The device according to claim 19, wherein the second processing unit is configured to: perform fusion processing on the first feature image and the second feature image to obtain a third feature image; and The characteristic image is decoded to obtain the deblurred image of the Nth frame.
The apparatus according to claim 15, wherein the first convolution processing subunit is further configured to deblur the Nth frame image, the N-1th frame image, and the N-1th frame The processed image is superimposed in the channel dimension to obtain the image to be processed; and the image to be processed is encoded to obtain a fourth characteristic image; and the fourth characteristic image is convolved to obtain A fifth characteristic image; and adjusting the number of channels of the fifth characteristic image to a first preset value through convolution processing to obtain the aligned convolution kernel.
22. The device of claim 21, wherein the first convolution processing subunit is further configured to adjust the number of channels of the aligned convolution kernel to a second preset value through convolution processing to obtain a sixth feature Image; and performing fusion processing on the fourth feature image and the sixth feature image to obtain a seventh feature image; and performing convolution processing on the seventh feature image to extract the N-1th frame to The deblurring information of the pixels of the image after the blur processing relative to the pixels of the N-1th frame image is obtained to obtain the deblurring convolution kernel.
The device according to claim 22, wherein the first convolution processing subunit is further configured to: perform convolution processing on the seventh feature image to obtain an eighth feature image; and perform convolution processing on the The number of channels of the eighth characteristic image is adjusted to the first preset value to obtain the deblurring convolution kernel.

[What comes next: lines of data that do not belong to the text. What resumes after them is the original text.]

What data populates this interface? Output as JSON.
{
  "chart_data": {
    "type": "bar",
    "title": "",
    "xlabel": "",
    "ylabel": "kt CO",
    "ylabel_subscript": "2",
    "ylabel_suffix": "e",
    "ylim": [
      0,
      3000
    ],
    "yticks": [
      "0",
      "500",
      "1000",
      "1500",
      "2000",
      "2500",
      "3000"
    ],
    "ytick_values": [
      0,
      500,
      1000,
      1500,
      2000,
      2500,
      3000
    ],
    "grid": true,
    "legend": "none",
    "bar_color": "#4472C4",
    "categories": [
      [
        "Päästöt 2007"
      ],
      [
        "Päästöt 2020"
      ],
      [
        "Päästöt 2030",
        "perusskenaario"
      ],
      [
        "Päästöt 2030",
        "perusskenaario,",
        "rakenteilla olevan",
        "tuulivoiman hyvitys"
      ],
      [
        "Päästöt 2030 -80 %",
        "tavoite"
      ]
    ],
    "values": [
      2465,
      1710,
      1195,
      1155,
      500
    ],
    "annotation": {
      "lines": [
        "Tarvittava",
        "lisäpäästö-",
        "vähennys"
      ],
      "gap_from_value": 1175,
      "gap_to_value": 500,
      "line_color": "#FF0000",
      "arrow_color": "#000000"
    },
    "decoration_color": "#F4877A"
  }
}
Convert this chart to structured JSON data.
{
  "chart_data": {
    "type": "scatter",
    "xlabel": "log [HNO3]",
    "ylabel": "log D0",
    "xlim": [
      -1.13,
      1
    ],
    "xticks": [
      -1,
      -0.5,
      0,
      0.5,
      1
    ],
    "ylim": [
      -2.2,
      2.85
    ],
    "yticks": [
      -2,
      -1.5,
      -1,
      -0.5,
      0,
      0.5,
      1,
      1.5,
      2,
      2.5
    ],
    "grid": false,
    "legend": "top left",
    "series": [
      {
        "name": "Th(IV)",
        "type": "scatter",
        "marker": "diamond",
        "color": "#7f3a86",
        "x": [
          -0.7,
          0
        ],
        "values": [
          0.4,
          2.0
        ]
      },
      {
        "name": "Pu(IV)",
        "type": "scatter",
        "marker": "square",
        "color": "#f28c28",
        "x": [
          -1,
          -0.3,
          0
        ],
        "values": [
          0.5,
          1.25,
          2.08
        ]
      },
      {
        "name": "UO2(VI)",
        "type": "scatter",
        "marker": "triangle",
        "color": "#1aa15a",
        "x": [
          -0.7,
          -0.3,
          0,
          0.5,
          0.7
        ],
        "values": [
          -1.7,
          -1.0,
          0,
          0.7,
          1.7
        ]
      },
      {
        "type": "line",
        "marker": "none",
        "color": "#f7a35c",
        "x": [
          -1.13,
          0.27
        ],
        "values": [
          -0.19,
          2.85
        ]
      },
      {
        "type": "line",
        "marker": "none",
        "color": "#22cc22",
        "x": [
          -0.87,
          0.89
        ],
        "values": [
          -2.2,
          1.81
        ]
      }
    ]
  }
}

The method according to claim 20, wherein the second processing unit is further configured to: perform deconvolution processing on the third feature image to obtain a ninth feature image; and perform convolution on the ninth feature image Product processing to obtain a decoded image of the Nth frame; and add the pixel value of the first pixel of the Nth frame of image to the pixel value of the second pixel of the image of the Nth frame of decoded , To obtain the deblurred image of the Nth frame, wherein the position of the first pixel in the Nth frame of image and the second pixel in the Nth frame of the decoded image In the same position.
A processor configured to execute the method according to any one of claims 1 to 12.
An electronic device, comprising: a processor, an input device, an output device, and a memory. The processor, the input device, the output device and the memory are connected to each other, and the memory stores program instructions; the program instructions are processed by the When the processor is executed, the processor is caused to execute the method according to any one of claims 1 to 12.
A computer-readable storage medium in which a computer program is stored. The computer program includes program instructions that, when executed by a processor of an electronic device, cause the processor to execute rights The method of any one of 1 to 12 is required.